OTTAWA – The federal government’s decision to more quickly loosen rules on foreign investment in Canadian companies is a signal that the country is more open to international money and more changes are on the way, Finance Minister Bill Morneau said Thursday.
He didn’t detail what further changes could be coming, or what protected industries — telecommunications and cultural companies, for example — the government may open to foreign investors.
Morneau said that whatever rules the government lays down on foreign investment will protect Canadians and national interests, while giving investors clarity so they can consider making investments here.
“If we’re able to do things that create excellent jobs for Canadians, those are things we should be doing,” Morneau said in an interview with The Canadian Press.
Prime Minister Justin Trudeau and other cabinet ministers have been trying to sell investors on the idea of Canada as a great investment destination and this week they loosened rules about foreign takeovers of domestic companies and foreign investment levels in airlines.
The federal foreign investment law gives the government enormous powers to review takeovers or mergers involving domestic and foreign companies and block those that don’t provide a net benefit to the country.
Cabinet can also block deals that may raise national security issues, but the act doesn’t clearly define national security.
The Liberals loosened the rules for reviews of foreign investment in their fall economic update, raising the threshold for review to $1 billion from $600 million and doing so more than two years sooner than previously planned.
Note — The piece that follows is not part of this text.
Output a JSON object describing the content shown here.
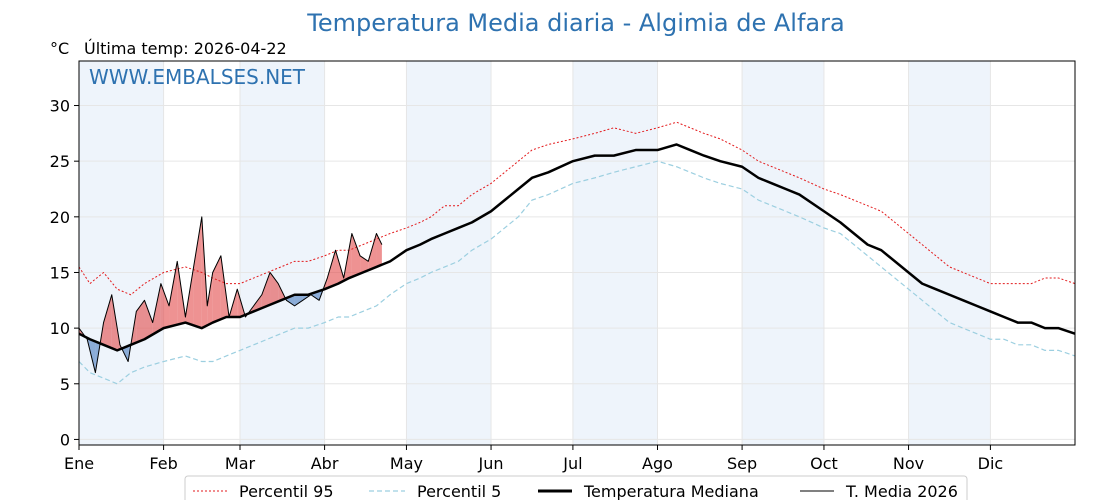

The government also promised to publish guidelines by the end of the year to explain which investments would be subject to national security reviews.
On Thursday, Transport Minister Marc Garneau announced that international companies will soon be able to own 49 per cent of an airline in Canada — a jump from the current 25 per cent — once the government makes the necessary legislative amendments. In the meantime, Garneau granted exemptions to allow aspiring discount airlines Canada Jetlines and Enerjet to land more international investors, giving the airlines something they have long requested.
“We think that these things demonstrate that we want investments in Canada,” Morneau said.
“They demonstrate that we know that investors in Canada like the ones that have come in this year — GM, GE, Microsoft, Thomson Reuters — can create good, long-term paying jobs for Canadians.
“That’s what we’re trying to achieve. We’re going to remain focused on that.”